O dia amanhecia envergonhado, talvez por não conseguir esconder os traços da noite escura, pois a manhã nascia sob névoa densa e prenuncio de chuva forte, como bem reconhecemos os amazônidas.

Ao constatar o semblante da natureza, pensei que se tratava de relembrança das grandes do res atravessadas por todos nós nesse mesmo dia do ano passado, em razão da agonia desesperada provocada pela falta de oxigênio em hospitais da cidade e a morte de muitos brasileiros. Como se não bastasse, em seguida chegou o aviso do encantamento do poeta Thiago de Mello a quem o tempo não venceu nem há de vencer pois os versos que plantou permanecerão.

Recolhido em casa na cidade de pedra e distante do beiradão de sua Barreirinha, o poeta fizera de tudo, durante certo tempo, para enrijecer os músculos, superar as dificuldades dos anos muitos de vida e sofreguidão e, aqui e ali dedilhava um violão, falava ao telefone com os mais próximos, mas seguia no barco que escolheu ou que as condições de saúde impuseram, até a atracação no porto definitivo de sua morada: o recolhimento.

Tendo ingressado muito jovem na Academia Amazonense de Letras, pelas mãos de Pericles Moraes que foi buscá-lo no início de sua carreira no jornalismo no Rio de Janeiro, não sei se por morar na capital da bossa nova ou por esquisitices de quem quer que seja, desde a posse na cadeira acadêmica nunca mais havia ocupado a tribuna do sodalício em qualquer solenidade, nem mesmo em discurso de recepção.

Estando na presidência da entidade e tendo patrocinado a eleição de Armando Menezes, antigo professor de História do Brasil e figura reconhecida por todos os méritos, sabendo que se tratava de dois amigos irmãos desde a meninice, arvorei-me a convocar Thiago para fazer a saudação oficial na recepção de Armando. Ele aceitou de pronto, mas com uma ressalva: chegaria por lá em túnica branca e da forma como costumava andar, pois smoking” não vestia, nem haveria de vestir. Não relutei e resolvi romper a tradição da Casa e as regras do Estatuto para melhor respeitar a alma livre do poeta, e aceite a imposição. E foi uma festa rigorosamente tocante e recheada de belas lembranças que eles trocaram de público, sob testemunho de quantos pudemos presenciar.

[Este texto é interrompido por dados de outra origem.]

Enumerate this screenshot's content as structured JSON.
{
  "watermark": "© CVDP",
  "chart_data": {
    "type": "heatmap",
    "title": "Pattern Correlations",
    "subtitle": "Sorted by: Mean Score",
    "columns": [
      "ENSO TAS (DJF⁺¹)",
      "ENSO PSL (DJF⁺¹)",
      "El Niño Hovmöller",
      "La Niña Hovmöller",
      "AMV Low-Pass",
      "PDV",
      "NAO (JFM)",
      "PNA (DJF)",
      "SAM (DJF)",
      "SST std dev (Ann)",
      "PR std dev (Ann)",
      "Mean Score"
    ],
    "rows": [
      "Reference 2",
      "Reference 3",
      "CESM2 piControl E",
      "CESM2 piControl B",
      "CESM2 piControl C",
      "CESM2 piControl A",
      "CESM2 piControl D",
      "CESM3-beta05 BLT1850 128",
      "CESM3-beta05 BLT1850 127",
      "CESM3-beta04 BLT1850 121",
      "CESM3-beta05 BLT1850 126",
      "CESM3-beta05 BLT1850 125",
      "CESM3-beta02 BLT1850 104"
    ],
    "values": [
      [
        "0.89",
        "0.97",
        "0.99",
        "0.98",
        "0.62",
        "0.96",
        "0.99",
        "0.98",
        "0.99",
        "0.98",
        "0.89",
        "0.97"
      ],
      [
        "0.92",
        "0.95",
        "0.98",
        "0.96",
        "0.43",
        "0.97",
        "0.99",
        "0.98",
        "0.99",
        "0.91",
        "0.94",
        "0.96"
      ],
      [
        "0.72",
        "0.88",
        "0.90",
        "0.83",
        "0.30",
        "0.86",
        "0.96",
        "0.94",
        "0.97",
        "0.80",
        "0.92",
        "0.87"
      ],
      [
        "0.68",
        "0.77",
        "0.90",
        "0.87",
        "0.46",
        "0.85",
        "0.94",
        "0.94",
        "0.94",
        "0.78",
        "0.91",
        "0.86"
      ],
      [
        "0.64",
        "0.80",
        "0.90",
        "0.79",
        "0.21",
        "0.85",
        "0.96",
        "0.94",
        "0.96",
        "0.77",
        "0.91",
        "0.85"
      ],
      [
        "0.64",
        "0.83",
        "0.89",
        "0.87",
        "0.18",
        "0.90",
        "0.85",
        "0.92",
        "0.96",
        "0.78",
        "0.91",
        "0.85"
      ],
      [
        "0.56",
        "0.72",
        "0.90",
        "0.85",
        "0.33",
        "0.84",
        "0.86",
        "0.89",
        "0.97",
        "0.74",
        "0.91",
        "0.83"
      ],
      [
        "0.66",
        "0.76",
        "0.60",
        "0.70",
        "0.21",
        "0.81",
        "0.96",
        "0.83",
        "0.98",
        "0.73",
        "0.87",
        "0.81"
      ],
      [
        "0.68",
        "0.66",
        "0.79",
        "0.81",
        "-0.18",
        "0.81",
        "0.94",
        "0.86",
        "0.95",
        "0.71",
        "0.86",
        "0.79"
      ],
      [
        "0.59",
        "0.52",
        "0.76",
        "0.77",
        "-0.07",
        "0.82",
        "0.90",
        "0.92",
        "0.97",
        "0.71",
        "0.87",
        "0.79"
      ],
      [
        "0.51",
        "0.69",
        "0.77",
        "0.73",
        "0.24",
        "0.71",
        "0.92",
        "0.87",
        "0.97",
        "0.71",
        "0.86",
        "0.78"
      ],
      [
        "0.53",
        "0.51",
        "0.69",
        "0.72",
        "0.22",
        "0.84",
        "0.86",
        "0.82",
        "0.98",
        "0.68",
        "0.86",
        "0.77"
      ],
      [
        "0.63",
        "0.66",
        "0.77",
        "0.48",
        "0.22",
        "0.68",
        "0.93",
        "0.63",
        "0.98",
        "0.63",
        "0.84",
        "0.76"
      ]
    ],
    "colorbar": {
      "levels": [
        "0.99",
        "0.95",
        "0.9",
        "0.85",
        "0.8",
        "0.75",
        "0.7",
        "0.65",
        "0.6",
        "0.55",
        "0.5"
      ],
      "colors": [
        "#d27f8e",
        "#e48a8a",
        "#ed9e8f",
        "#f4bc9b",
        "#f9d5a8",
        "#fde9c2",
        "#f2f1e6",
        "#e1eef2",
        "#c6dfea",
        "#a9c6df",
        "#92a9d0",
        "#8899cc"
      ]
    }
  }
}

Temperamento agitado, quase sempre em caminhada célere, o acompanhei em série de palestras que a Secretaria de Cultura resolveu fazer para promover o Amazonas Brasil afora, e, dentre outros, o escolhi para a importante missão. Dava-se certo alvoroço entre a juventude por onde chegava portando seu chapéu Panama, sua verve inteligente, seu verso forte e contundente, sua palavra fácil.

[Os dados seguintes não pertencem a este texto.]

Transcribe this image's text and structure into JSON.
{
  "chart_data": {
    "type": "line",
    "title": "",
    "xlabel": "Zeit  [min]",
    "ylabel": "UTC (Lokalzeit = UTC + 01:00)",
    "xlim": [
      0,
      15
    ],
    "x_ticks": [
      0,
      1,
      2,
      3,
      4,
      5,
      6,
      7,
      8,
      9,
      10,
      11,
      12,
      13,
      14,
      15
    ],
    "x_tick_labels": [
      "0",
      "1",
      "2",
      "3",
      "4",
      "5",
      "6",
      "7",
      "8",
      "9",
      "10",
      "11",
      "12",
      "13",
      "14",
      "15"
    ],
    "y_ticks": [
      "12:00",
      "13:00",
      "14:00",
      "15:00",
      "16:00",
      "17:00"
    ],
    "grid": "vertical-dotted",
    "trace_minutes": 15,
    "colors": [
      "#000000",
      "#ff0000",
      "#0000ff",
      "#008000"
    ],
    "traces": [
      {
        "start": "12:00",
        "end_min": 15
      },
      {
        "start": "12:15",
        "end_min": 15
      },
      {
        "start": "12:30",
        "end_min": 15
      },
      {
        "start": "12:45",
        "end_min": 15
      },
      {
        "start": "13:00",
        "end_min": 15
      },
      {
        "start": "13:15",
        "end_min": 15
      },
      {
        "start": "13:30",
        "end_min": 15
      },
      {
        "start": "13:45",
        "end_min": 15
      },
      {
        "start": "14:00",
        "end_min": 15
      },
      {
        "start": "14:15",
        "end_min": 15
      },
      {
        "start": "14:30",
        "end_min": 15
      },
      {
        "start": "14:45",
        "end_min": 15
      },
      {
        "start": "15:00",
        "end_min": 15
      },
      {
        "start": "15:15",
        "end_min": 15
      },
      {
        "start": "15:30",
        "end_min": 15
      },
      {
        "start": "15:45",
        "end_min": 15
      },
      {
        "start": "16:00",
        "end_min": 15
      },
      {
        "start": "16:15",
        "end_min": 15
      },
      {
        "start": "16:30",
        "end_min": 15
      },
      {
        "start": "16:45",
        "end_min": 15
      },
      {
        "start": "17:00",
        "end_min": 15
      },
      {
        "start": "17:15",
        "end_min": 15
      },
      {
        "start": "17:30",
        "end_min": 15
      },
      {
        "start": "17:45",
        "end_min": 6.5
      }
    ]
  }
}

Muitas e muitas vezes o recebi em meu gabinete de trabalho na Secretaria de Cultura, sempre do sempre generoso ou rebelde, portando um livro, levando um pleito, expondo uma ideia, tal como sucedeu com a sugestão

precisa que levou à realização do encontro de poetas das Américas nessa nossa Manaus, evento que foi de pleno sucesso, também pelo interesse de outros artistas como Aníbal Beça.

Apesar de saber muito bem que seu canto vence a escuridão e seguirá ressoando, a despedida é sempre momento difícil e dolorido, tal como anunciou a natureza nesse amanhecer tristonho e sentido de 14 de janeiro de 2022.